1959-2003: l’histoire des précédentes Présidences italiennes
Les résultats atteints dans le passé par les Présidences italiennes du Conseil Ue.

Traités de Rome - 1957

Les débuts de l’Italie à la Présidence du Conseil Ue ont lieu en juillet 1959, quand Antonio Segni siège au Palais Chigi (le siège du Gouvernement). Le    1er juillet 1968 le gouvernement de Giovanni Leone assume la conduite du semestre de Présidence, le jour même où pour les six pays fondateurs  (l’Allemagne, la France, le Luxembourg, la Belgique, les Pays-Bas et l’Italie) entre en vigueur l’Union douanière.

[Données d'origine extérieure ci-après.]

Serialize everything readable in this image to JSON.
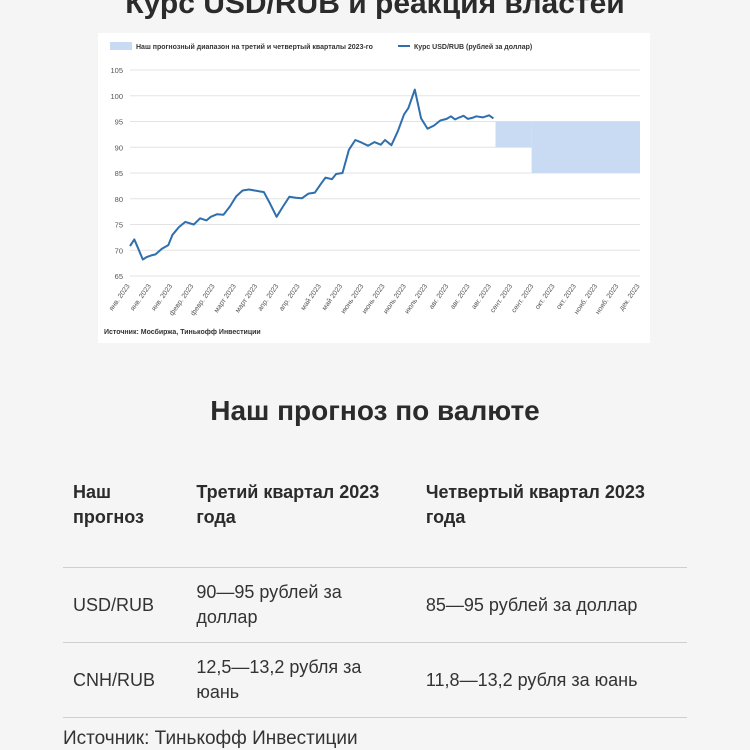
{
  "page_title": "Курс USD/RUB и реакция властей",
  "chart_data": {
    "type": "line",
    "legend": {
      "placement": "top",
      "band_label": "Наш прогнозный диапазон на третий и четвертый кварталы 2023-го",
      "line_label": "Курс USD/RUB (рублей за доллар)"
    },
    "source": "Источник: Мосбиржа, Тинькофф Инвестиции",
    "ylim": [
      65,
      105
    ],
    "yticks": [
      65,
      70,
      75,
      80,
      85,
      90,
      95,
      100,
      105
    ],
    "xlim": [
      0,
      24
    ],
    "xtick_labels": [
      "янв. 2023",
      "янв. 2023",
      "янв. 2023",
      "февр. 2023",
      "февр. 2023",
      "март 2023",
      "март 2023",
      "апр. 2023",
      "апр. 2023",
      "май 2023",
      "май 2023",
      "июнь 2023",
      "июнь 2023",
      "июль 2023",
      "июль 2023",
      "авг. 2023",
      "авг. 2023",
      "авг. 2023",
      "сент. 2023",
      "сент. 2023",
      "окт. 2023",
      "окт. 2023",
      "нояб. 2023",
      "нояб. 2023",
      "дек. 2023"
    ],
    "grid": true,
    "colors": {
      "line": "#2f6fad",
      "band": "#c9dbf3",
      "grid": "#e3e3e3"
    },
    "series": [
      {
        "name": "Курс USD/RUB (рублей за доллар)",
        "x": [
          0,
          0.2,
          0.4,
          0.6,
          0.8,
          1.0,
          1.2,
          1.5,
          1.8,
          2.0,
          2.3,
          2.6,
          3.0,
          3.3,
          3.6,
          3.8,
          4.1,
          4.4,
          4.7,
          5.0,
          5.3,
          5.6,
          6.0,
          6.3,
          6.6,
          6.9,
          7.2,
          7.5,
          7.8,
          8.1,
          8.4,
          8.7,
          9.0,
          9.2,
          9.5,
          9.7,
          10.0,
          10.3,
          10.6,
          10.9,
          11.2,
          11.5,
          11.8,
          12.0,
          12.3,
          12.6,
          12.9,
          13.1,
          13.4,
          13.7,
          14.0,
          14.3,
          14.6,
          14.9,
          15.1,
          15.3,
          15.5,
          15.7,
          15.9,
          16.1,
          16.3,
          16.6,
          16.9,
          17.1
        ],
        "y": [
          70.8,
          72.1,
          70.2,
          68.2,
          68.7,
          69.0,
          69.2,
          70.3,
          71.0,
          73.0,
          74.5,
          75.5,
          75.0,
          76.2,
          75.8,
          76.5,
          77.0,
          76.9,
          78.5,
          80.5,
          81.6,
          81.8,
          81.5,
          81.3,
          79.0,
          76.5,
          78.5,
          80.4,
          80.2,
          80.1,
          81.0,
          81.2,
          83.0,
          84.1,
          83.8,
          84.8,
          85.0,
          89.5,
          91.4,
          90.9,
          90.3,
          91.0,
          90.5,
          91.4,
          90.4,
          93.1,
          96.4,
          97.6,
          101.2,
          95.6,
          93.6,
          94.2,
          95.2,
          95.5,
          96.0,
          95.4,
          95.8,
          96.1,
          95.5,
          95.7,
          96.0,
          95.8,
          96.2,
          95.6
        ]
      }
    ],
    "forecast_band": [
      {
        "x_from": 17.2,
        "x_to": 18.9,
        "y_low": 90,
        "y_high": 95
      },
      {
        "x_from": 18.9,
        "x_to": 24,
        "y_low": 85,
        "y_high": 95
      }
    ]
  },
  "forecast_section": {
    "title": "Наш прогноз по валюте",
    "headers": [
      "Наш прогноз",
      "Третий квартал 2023 года",
      "Четвертый квартал 2023 года"
    ],
    "rows": [
      [
        "USD/RUB",
        "90—95 рублей за доллар",
        "85—95 рублей за доллар"
      ],
      [
        "CNH/RUB",
        "12,5—13,2 рубля за юань",
        "11,8—13,2 рубля за юань"
      ]
    ]
  },
  "footer_source": "Источник: Тинькофф Инвестиции"
}
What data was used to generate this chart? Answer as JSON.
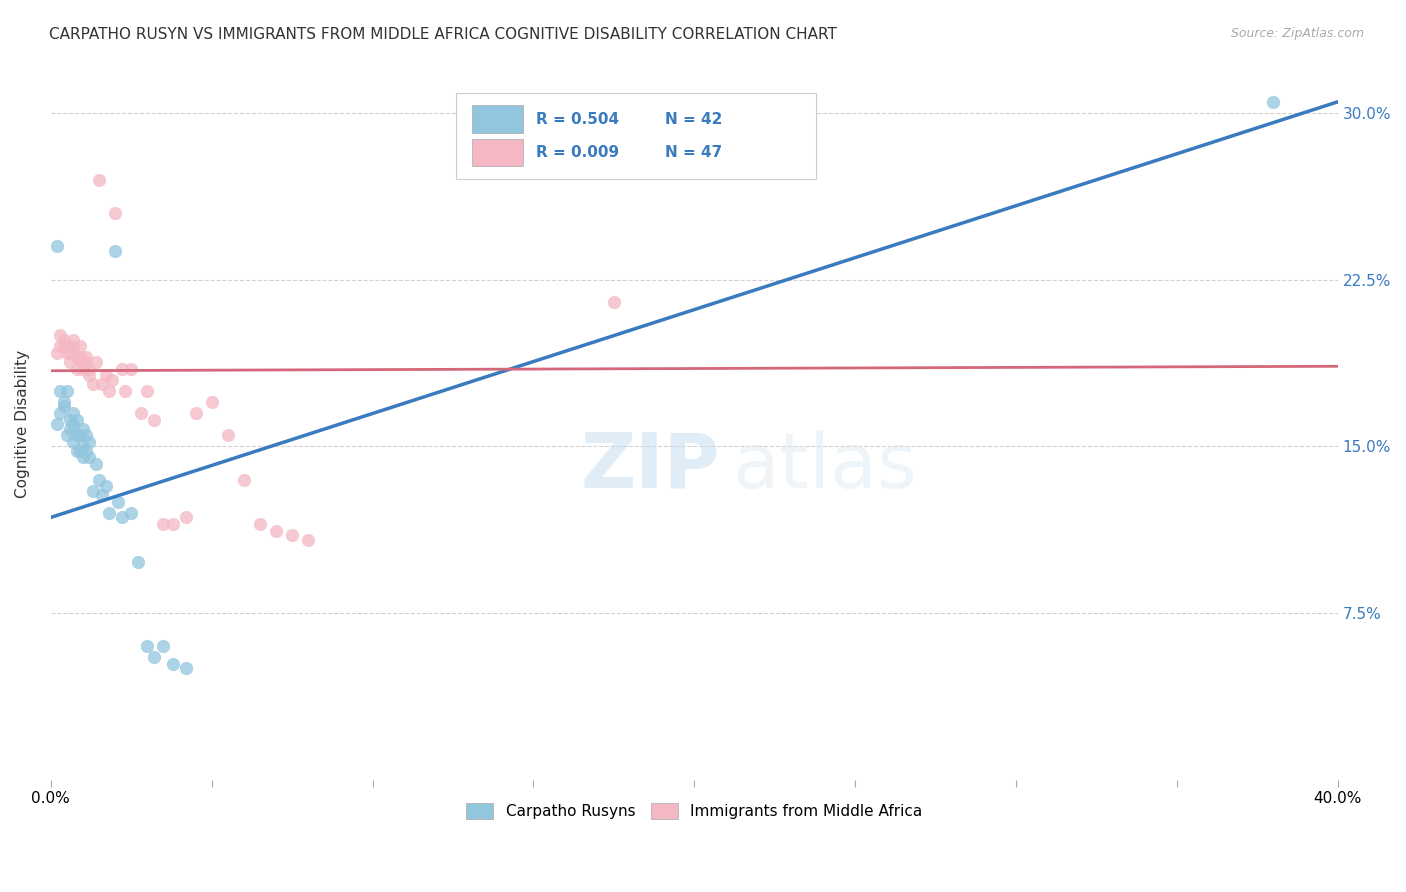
{
  "title": "CARPATHO RUSYN VS IMMIGRANTS FROM MIDDLE AFRICA COGNITIVE DISABILITY CORRELATION CHART",
  "source": "Source: ZipAtlas.com",
  "ylabel": "Cognitive Disability",
  "ytick_labels": [
    "7.5%",
    "15.0%",
    "22.5%",
    "30.0%"
  ],
  "ytick_values": [
    0.075,
    0.15,
    0.225,
    0.3
  ],
  "xlim": [
    0.0,
    0.4
  ],
  "ylim": [
    0.0,
    0.32
  ],
  "legend_label_1": "Carpatho Rusyns",
  "legend_label_2": "Immigrants from Middle Africa",
  "r1": 0.504,
  "n1": 42,
  "r2": 0.009,
  "n2": 47,
  "blue_color": "#92c5de",
  "pink_color": "#f4b8c4",
  "blue_line_color": "#3a7abf",
  "pink_line_color": "#d4687a",
  "watermark_zip": "ZIP",
  "watermark_atlas": "atlas",
  "blue_scatter_x": [
    0.002,
    0.003,
    0.003,
    0.004,
    0.004,
    0.005,
    0.005,
    0.006,
    0.006,
    0.007,
    0.007,
    0.007,
    0.008,
    0.008,
    0.008,
    0.009,
    0.009,
    0.01,
    0.01,
    0.01,
    0.011,
    0.011,
    0.012,
    0.012,
    0.013,
    0.014,
    0.015,
    0.016,
    0.017,
    0.018,
    0.02,
    0.021,
    0.022,
    0.025,
    0.027,
    0.03,
    0.032,
    0.035,
    0.038,
    0.042,
    0.002,
    0.38
  ],
  "blue_scatter_y": [
    0.16,
    0.165,
    0.175,
    0.168,
    0.17,
    0.175,
    0.155,
    0.162,
    0.158,
    0.16,
    0.152,
    0.165,
    0.148,
    0.155,
    0.162,
    0.148,
    0.155,
    0.145,
    0.15,
    0.158,
    0.148,
    0.155,
    0.145,
    0.152,
    0.13,
    0.142,
    0.135,
    0.128,
    0.132,
    0.12,
    0.238,
    0.125,
    0.118,
    0.12,
    0.098,
    0.06,
    0.055,
    0.06,
    0.052,
    0.05,
    0.24,
    0.305
  ],
  "pink_scatter_x": [
    0.002,
    0.003,
    0.003,
    0.004,
    0.004,
    0.005,
    0.005,
    0.006,
    0.006,
    0.007,
    0.007,
    0.008,
    0.008,
    0.009,
    0.009,
    0.01,
    0.01,
    0.011,
    0.011,
    0.012,
    0.012,
    0.013,
    0.014,
    0.015,
    0.016,
    0.017,
    0.018,
    0.019,
    0.02,
    0.022,
    0.023,
    0.025,
    0.028,
    0.03,
    0.032,
    0.035,
    0.038,
    0.042,
    0.045,
    0.05,
    0.055,
    0.06,
    0.065,
    0.07,
    0.075,
    0.08,
    0.175
  ],
  "pink_scatter_y": [
    0.192,
    0.195,
    0.2,
    0.195,
    0.198,
    0.195,
    0.192,
    0.188,
    0.192,
    0.195,
    0.198,
    0.185,
    0.19,
    0.19,
    0.195,
    0.188,
    0.185,
    0.188,
    0.19,
    0.182,
    0.185,
    0.178,
    0.188,
    0.27,
    0.178,
    0.182,
    0.175,
    0.18,
    0.255,
    0.185,
    0.175,
    0.185,
    0.165,
    0.175,
    0.162,
    0.115,
    0.115,
    0.118,
    0.165,
    0.17,
    0.155,
    0.135,
    0.115,
    0.112,
    0.11,
    0.108,
    0.215
  ],
  "blue_line_x": [
    0.0,
    0.4
  ],
  "blue_line_y": [
    0.118,
    0.305
  ],
  "pink_line_x": [
    0.0,
    0.4
  ],
  "pink_line_y": [
    0.184,
    0.186
  ]
}
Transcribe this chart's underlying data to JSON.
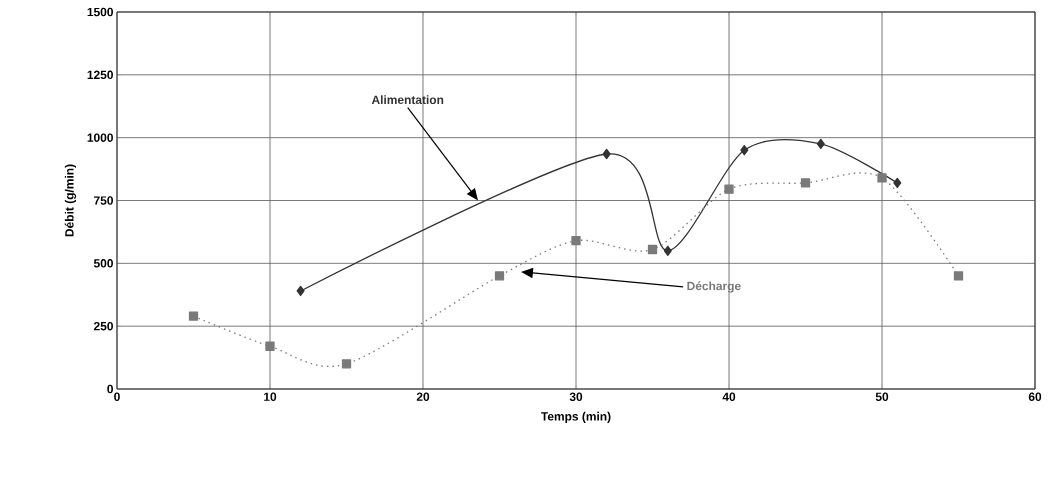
{
  "chart_data": {
    "type": "line",
    "xlabel": "Temps (min)",
    "ylabel": "Débit (g/min)",
    "xlim": [
      0,
      60
    ],
    "ylim": [
      0,
      1500
    ],
    "xticks": [
      0,
      10,
      20,
      30,
      40,
      50,
      60
    ],
    "yticks": [
      0,
      250,
      500,
      750,
      1000,
      1250,
      1500
    ],
    "grid": true,
    "series": [
      {
        "name": "Alimentation",
        "x": [
          12,
          32,
          36,
          41,
          46,
          51
        ],
        "values": [
          390,
          935,
          550,
          950,
          975,
          820
        ],
        "color": "#333333",
        "marker": "diamond",
        "line_style": "solid"
      },
      {
        "name": "Décharge",
        "x": [
          5,
          10,
          15,
          25,
          30,
          35,
          40,
          45,
          50,
          55
        ],
        "values": [
          290,
          170,
          100,
          450,
          590,
          555,
          795,
          820,
          840,
          450
        ],
        "color": "#7a7a7a",
        "marker": "square",
        "line_style": "dotted"
      }
    ]
  }
}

Par la suite, quelques étapes fondamentales dans le processus de construction communautaire ont eu un élan particulièrement important grâce à la  Présidence italienne. Citons notamment :

- en décembre 1975, à Rome, le Conseil européen décide de l’élection au suffrage universel du Parlement européen dès le printemps 1978 ;

- en juin 1980, à Venise, le Conseil européen approuve quelques déclarations politiques et, notamment, celle connue comme déclaration de Venise sur  le Moyen-Orient, dans laquelle l’on reconnaît, entre autres, le droit à l’autodérmination du peuple palestinien et le droit de tous les États de la région, y  compris Israël, à l’existence et à la sécurité ; un premier signal d’une évaluation commune de politique étrangère des États membres. De plus, comme  conséquence de la deuxième crise énergétique qui frappe l’Occident, les Neuf invitent au dialogue euro-arabe sur les problèmes énergétiques ;

- en juin 1985, à Milan, le Conseil européen décide de réaliser dès fin 1992 le marché unique européen et, dans ce but, il approuve la convocation d’une  Conférence intergouvernementale qui conduira à l’Acte unique européen (17 février 1986), la première réforme institutionnelle CEE après le Traité de  Rome ;

- en octobre 1990, à Rome, le Conseil extraordinaire européen se conclut par l’approbation de deux documents, l’un sur l’Union politique européenne et l’autre sur l’Union monétaire européenne. Le Conseil exprime la volonté de transformer graduellement la Communauté en Union et l’on décide la création d’une citoyenneté européenne qui s’ajoutera à celles nationales ;

- en décembre 1990, à Rome, le sommet des Chefs d’État et de gouvernement  met en marche les deux Conférences intergouvernementales (CIG) sur l’Union politique et sur l’Union économique et monétaire. Les deux CIG conduiront à la signature du Traité de Maastricht (7 février 1992) qui marque la naissance de l’Union européenne. Parmi les artisans de Maastricht rappelons Guido Carli, à l’époque ministre du Budget ;

- en mars 1996, à Turin, un sommet extraordinaire inaugure la Conférence intergouvernementale pour la révision du Traité de Maastricht. La présidence italienne  soumet à l’examen du sommet la clause de la flexibilité : les États qui voudront parcourir plus rapidement le chemin de l’intégration pourront le faire, mais dans le cadre communautaire et en s’engageant à aider les autres à les rejoindre ;

- en juin 1996, à Florence, le semestre de Présidence italienne se conclut par la reconnaissance unanime de la première phase des travaux menés par la CIG, ces travaux conduiront à la signature du Traité d’Amsterdam (2 octobre 1997). Le Conseil européen parvient à un accord sur la crise dite de la «vache folle» et met en place Europol, l’Office européen de police ;

- en octobre 2003, à Rome, se tient la session inaugurale de la CIG pour la rédaction et l’adoption de la version définitive de la première Constitution européenne, base pour le futur Traité de Lisbonne. En octobre 2004 à Rome, les Chefs d’État et de gouvernement et les ministres des Affaires étrangères des 25 États membres et de deux pays en voie d’adhésion participent à la cérémonie de la signature du Traité et de l’Acte final établissant une Constitution pour l’Europe.